When the game started, Craig was a different guy, locked into an almost trancelike concentration, always trying to be extra focused in the first and last five minutes of a game. The other fifty minutes, he’d break down into similar five-minute chunks. He never let himself think about throwing a sixty-minute shutout, just twelve five-minute ones. It was all a self-constructed mind game, Craig’s one-save-at-a-time mantra.
After Craig broke up Krutov’s pass, the Americans cleared their zone and tried to settle themselves. As Mark Wells, the fourth-line center, flipped the puck in, defenseman Jack O’Callahan skated hard and deep into the Soviet end, lining up Pervukhin along the boards and hitting him with a crushing check, the crowd roaring in delight even as O’Callahan went crashing to the ice. Pervukhin somehow stayed on his feet. O’Callahan got up and skated off.
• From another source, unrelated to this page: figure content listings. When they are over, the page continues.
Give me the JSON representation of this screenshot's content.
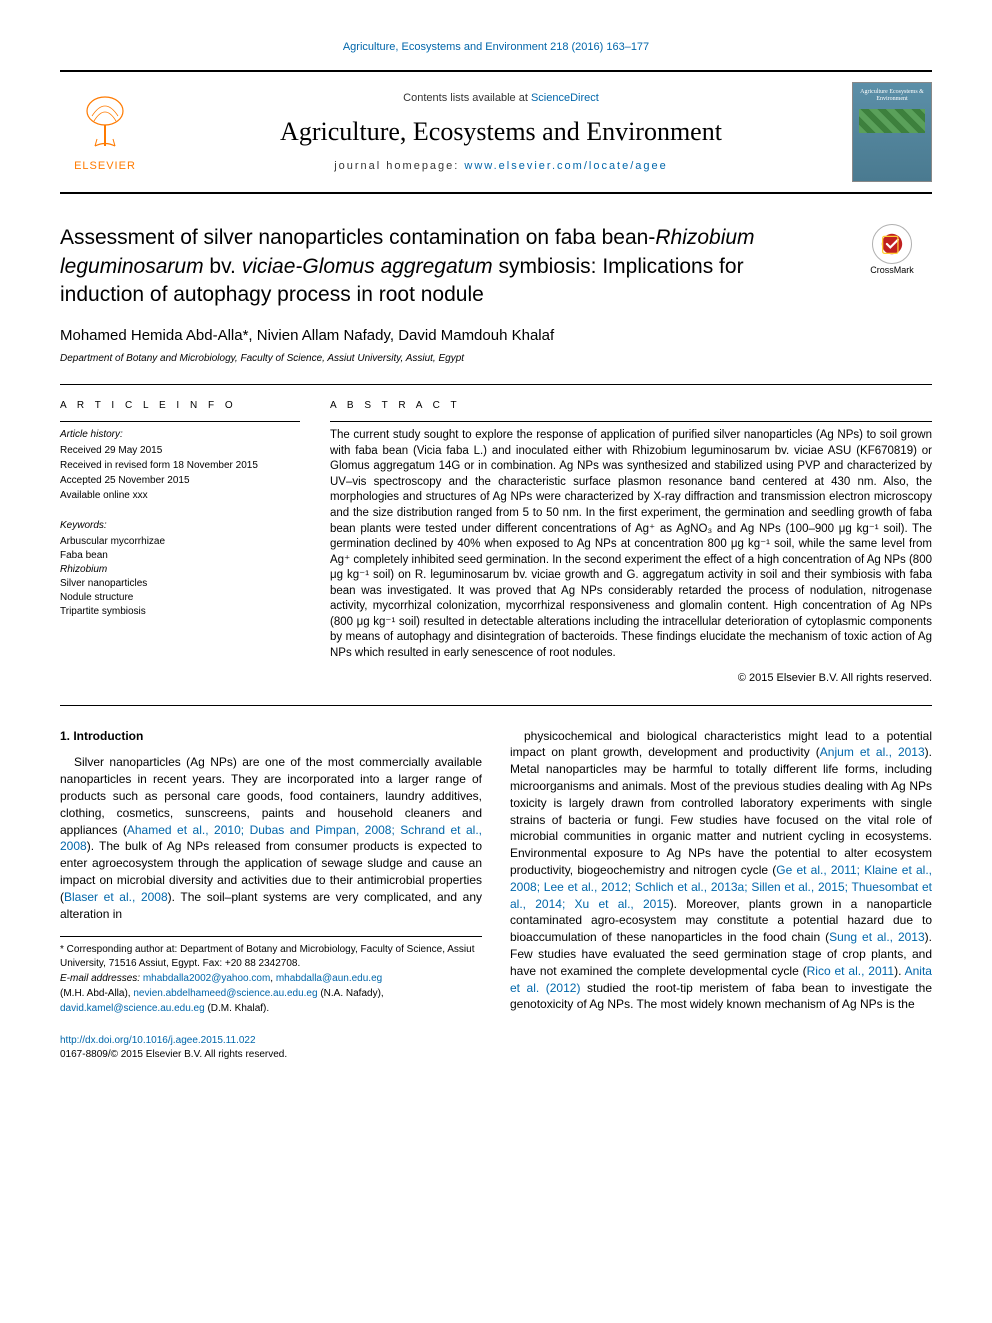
{
  "header": {
    "citation": "Agriculture, Ecosystems and Environment 218 (2016) 163–177",
    "contents_prefix": "Contents lists available at ",
    "contents_link": "ScienceDirect",
    "journal_title": "Agriculture, Ecosystems and Environment",
    "homepage_prefix": "journal homepage: ",
    "homepage_link": "www.elsevier.com/locate/agee",
    "publisher": "ELSEVIER",
    "cover_title": "Agriculture Ecosystems & Environment"
  },
  "article": {
    "title_html": "Assessment of silver nanoparticles contamination on faba bean-<em>Rhizobium leguminosarum</em> bv. <em>viciae-Glomus aggregatum</em> symbiosis: Implications for induction of autophagy process in root nodule",
    "crossmark_label": "CrossMark",
    "authors": "Mohamed Hemida Abd-Alla*, Nivien Allam Nafady, David Mamdouh Khalaf",
    "affiliation": "Department of Botany and Microbiology, Faculty of Science, Assiut University, Assiut, Egypt"
  },
  "info": {
    "heading": "A R T I C L E   I N F O",
    "history_label": "Article history:",
    "received": "Received 29 May 2015",
    "revised": "Received in revised form 18 November 2015",
    "accepted": "Accepted 25 November 2015",
    "online": "Available online xxx",
    "keywords_label": "Keywords:",
    "keywords": [
      "Arbuscular mycorrhizae",
      "Faba bean",
      "Rhizobium",
      "Silver nanoparticles",
      "Nodule structure",
      "Tripartite symbiosis"
    ]
  },
  "abstract": {
    "heading": "A B S T R A C T",
    "text": "The current study sought to explore the response of application of purified silver nanoparticles (Ag NPs) to soil grown with faba bean (Vicia faba L.) and inoculated either with Rhizobium leguminosarum bv. viciae ASU (KF670819) or Glomus aggregatum 14G or in combination. Ag NPs was synthesized and stabilized using PVP and characterized by UV–vis spectroscopy and the characteristic surface plasmon resonance band centered at 430 nm. Also, the morphologies and structures of Ag NPs were characterized by X-ray diffraction and transmission electron microscopy and the size distribution ranged from 5 to 50 nm. In the first experiment, the germination and seedling growth of faba bean plants were tested under different concentrations of Ag⁺ as AgNO₃ and Ag NPs (100–900 μg kg⁻¹ soil). The germination declined by 40% when exposed to Ag NPs at concentration 800 μg kg⁻¹ soil, while the same level from Ag⁺ completely inhibited seed germination. In the second experiment the effect of a high concentration of Ag NPs (800 μg kg⁻¹ soil) on R. leguminosarum bv. viciae growth and G. aggregatum activity in soil and their symbiosis with faba bean was investigated. It was proved that Ag NPs considerably retarded the process of nodulation, nitrogenase activity, mycorrhizal colonization, mycorrhizal responsiveness and glomalin content. High concentration of Ag NPs (800 μg kg⁻¹ soil) resulted in detectable alterations including the intracellular deterioration of cytoplasmic components by means of autophagy and disintegration of bacteroids. These findings elucidate the mechanism of toxic action of Ag NPs which resulted in early senescence of root nodules.",
    "copyright": "© 2015 Elsevier B.V. All rights reserved."
  },
  "body": {
    "section1_heading": "1. Introduction",
    "para1_html": "Silver nanoparticles (Ag NPs) are one of the most commercially available nanoparticles in recent years. They are incorporated into a larger range of products such as personal care goods, food containers, laundry additives, clothing, cosmetics, sunscreens, paints and household cleaners and appliances (<a href='#'>Ahamed et al., 2010; Dubas and Pimpan, 2008; Schrand et al., 2008</a>). The bulk of Ag NPs released from consumer products is expected to enter agroecosystem through the application of sewage sludge and cause an impact on microbial diversity and activities due to their antimicrobial properties (<a href='#'>Blaser et al., 2008</a>). The soil–plant systems are very complicated, and any alteration in",
    "para2_html": "physicochemical and biological characteristics might lead to a potential impact on plant growth, development and productivity (<a href='#'>Anjum et al., 2013</a>). Metal nanoparticles may be harmful to totally different life forms, including microorganisms and animals. Most of the previous studies dealing with Ag NPs toxicity is largely drawn from controlled laboratory experiments with single strains of bacteria or fungi. Few studies have focused on the vital role of microbial communities in organic matter and nutrient cycling in ecosystems. Environmental exposure to Ag NPs have the potential to alter ecosystem productivity, biogeochemistry and nitrogen cycle (<a href='#'>Ge et al., 2011; Klaine et al., 2008; Lee et al., 2012; Schlich et al., 2013a; Sillen et al., 2015; Thuesombat et al., 2014; Xu et al., 2015</a>). Moreover, plants grown in a nanoparticle contaminated agro-ecosystem may constitute a potential hazard due to bioaccumulation of these nanoparticles in the food chain (<a href='#'>Sung et al., 2013</a>). Few studies have evaluated the seed germination stage of crop plants, and have not examined the complete developmental cycle (<a href='#'>Rico et al., 2011</a>). <a href='#'>Anita et al. (2012)</a> studied the root-tip meristem of faba bean to investigate the genotoxicity of Ag NPs. The most widely known mechanism of Ag NPs is the"
  },
  "footnote": {
    "corr": "* Corresponding author at: Department of Botany and Microbiology, Faculty of Science, Assiut University, 71516 Assiut, Egypt. Fax: +20 88 2342708.",
    "email_label": "E-mail addresses:",
    "email1a": "mhabdalla2002@yahoo.com",
    "email1b": "mhabdalla@aun.edu.eg",
    "name1": "(M.H. Abd-Alla),",
    "email2": "nevien.abdelhameed@science.au.edu.eg",
    "name2": "(N.A. Nafady),",
    "email3": "david.kamel@science.au.edu.eg",
    "name3": "(D.M. Khalaf)."
  },
  "footer": {
    "doi": "http://dx.doi.org/10.1016/j.agee.2015.11.022",
    "issn": "0167-8809/© 2015 Elsevier B.V. All rights reserved."
  },
  "colors": {
    "link": "#0066aa",
    "elsevier_orange": "#ff7a00",
    "cover_bg": "#5b8fa8",
    "cover_green": "#5aa05a"
  }
}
“You okay?” a couple of teammates asked. O’Callahan gave a little nod. He wasn’t okay. He was great. He was playing hockey again, and that was far from certain only a week earlier. O’Callahan had suffered ligament damage in his knee after absorbing a hard check from Valery Vasiliev in the Garden game, an injury that left him highly questionable for the Olympics. Brooks had to submit the final Olympic roster with twenty names on it less than forty-eight hours later, and there was no changing it after that. If he stuck with O’Callahan and he couldn’t play, it would be a wasted spot and would leave the team with only five defensemen. If he called back Harvard’s Jack Hughes, a defenseman who had been a late cut after spending six months with the team, and then O’Callahan made a quick recovery, he’d be depriving the team of a gritty and galvanizing back-line presence and capable puck-carrier. Brooks loved O’Callahan’s toughness, and the depth of his commitment, and early on recognized he could use these traits, and O’Callahan’s natural charisma, to reach other players. Brooks called O’Callahan during the beginning of the Olympic run-up and hatched a plan: “When I call you O’Cee and I rip into you, I’m really just trying to send a message to the team. When I call you Jack, then I am talking to you.” O’Callahan made sure he listened well. The medical staff was optimistic O’Callahan could get back for the second week. Brooks decided to keep him.